Overriding the default value 0 in the First bytes of body field may significantly decrease the performance of your APIs.
Behind the scene, a Diagnostic entity named ‘applicationinsights’ is created at the API level.
What data is added to Azure Application Insights
Azure Application Insights receives:
- Request telemetry item, for every incoming request (frontend request, frontend response),
- Dependency telemetry item, for every request forwarded to a backend service (backend request, backend response),
- Exception telemetry item, for every failed request.
A failed request is a request, which:
- failed because of a closed client connection, or
- triggered an on-error section of the API policies, or
- has a response HTTP status code matching 4xx or 5xx.
If you go into your Application Insights instance, after few seconds, you should be able to see logs and metrics
Performance implications and log sampling
Logging all events may have serious performance implications, depending on incoming requests rate.
Based on internal load tests, enabling this feature caused a 40%-50% reduction in throughput when request rate exceeded 1,000 requests per second. Azure Application Insights is designed to use statistical analysis for assessing application performances. It is not intended to be an audit system and is not suited for logging each individual request for high-volume APIs.

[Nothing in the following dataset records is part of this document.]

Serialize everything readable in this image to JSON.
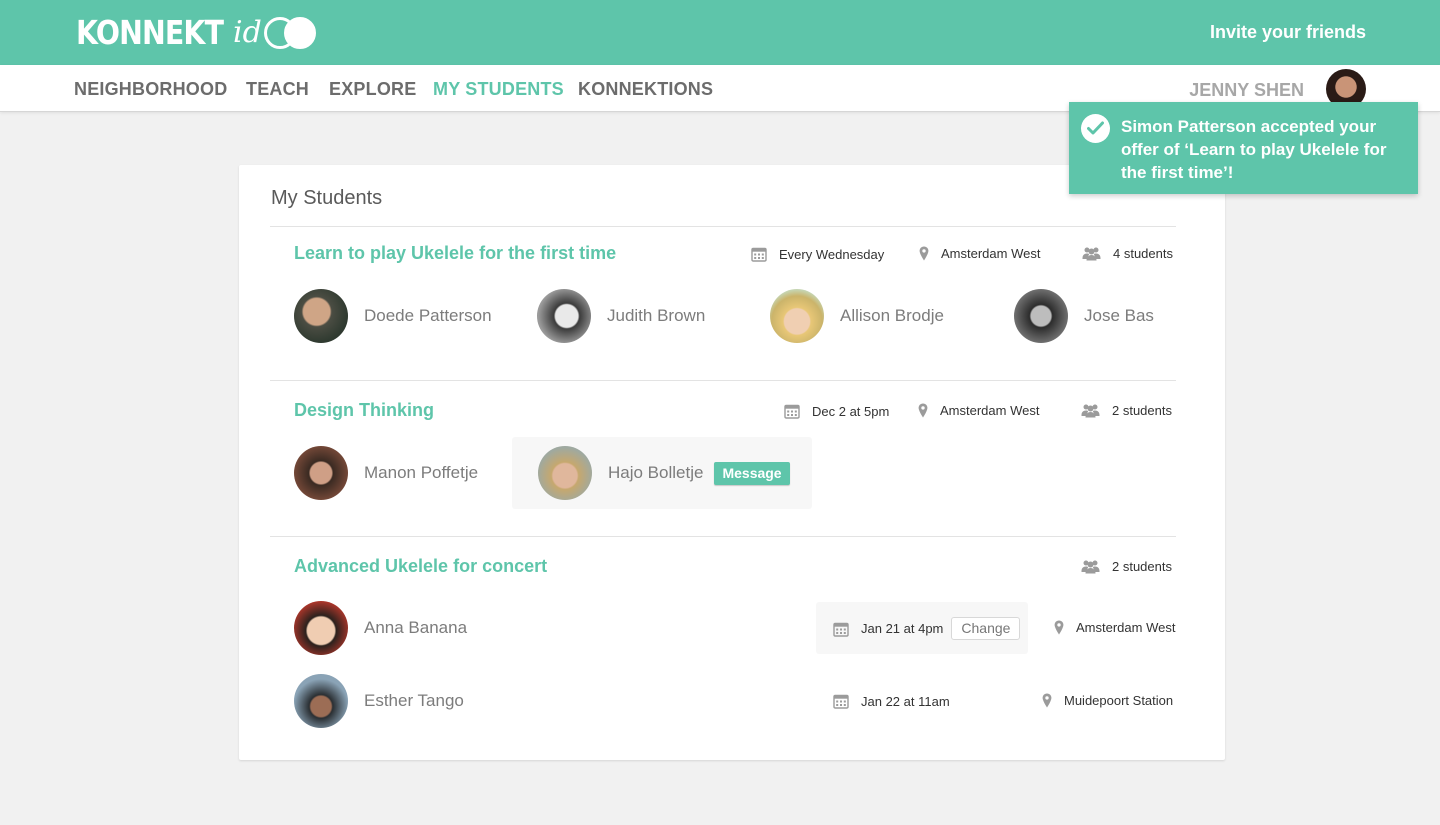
{
  "header": {
    "logo_main": "KONNEKT",
    "logo_suffix": "id",
    "invite_label": "Invite your friends"
  },
  "nav": {
    "items": [
      {
        "label": "NEIGHBORHOOD",
        "active": false
      },
      {
        "label": "TEACH",
        "active": false
      },
      {
        "label": "EXPLORE",
        "active": false
      },
      {
        "label": "MY STUDENTS",
        "active": true
      },
      {
        "label": "KONNEKTIONS",
        "active": false
      }
    ],
    "user_name": "JENNY SHEN"
  },
  "toast": {
    "message": "Simon Patterson accepted your offer of ‘Learn to play Ukelele for the first time’!"
  },
  "card": {
    "title": "My Students",
    "courses": [
      {
        "title": "Learn to play Ukelele for the first time",
        "schedule": "Every Wednesday",
        "location": "Amsterdam West",
        "students_count": "4 students",
        "students": [
          "Doede Patterson",
          "Judith Brown",
          "Allison Brodje",
          "Jose Bas"
        ]
      },
      {
        "title": "Design Thinking",
        "schedule": "Dec 2 at 5pm",
        "location": "Amsterdam West",
        "students_count": "2 students",
        "students": [
          "Manon Poffetje",
          "Hajo Bolletje"
        ],
        "message_label": "Message"
      },
      {
        "title": "Advanced Ukelele for concert",
        "students_count": "2 students",
        "students": [
          {
            "name": "Anna Banana",
            "date": "Jan 21 at 4pm",
            "location": "Amsterdam West",
            "change_label": "Change"
          },
          {
            "name": "Esther Tango",
            "date": "Jan 22 at 11am",
            "location": "Muidepoort Station"
          }
        ]
      }
    ]
  },
  "colors": {
    "brand": "#5ec5aa",
    "background": "#f1f1f1",
    "nav_text": "#6c6c6c"
  },
  "icons": [
    "calendar-icon",
    "location-pin-icon",
    "group-icon",
    "check-icon"
  ]
}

You can manipulate the number of requests being logged by adjusting the Sampling setting (see the steps above). Value 100% means all requests are logged, while 0% reflects no logging at all. Sampling helps to reduce the volume of telemetry, effectively preventing from significant performance degradation, while still carrying the benefits of logging.
Skipping logging of headers and body of requests and responses will also have positive impact on alleviating performance issues.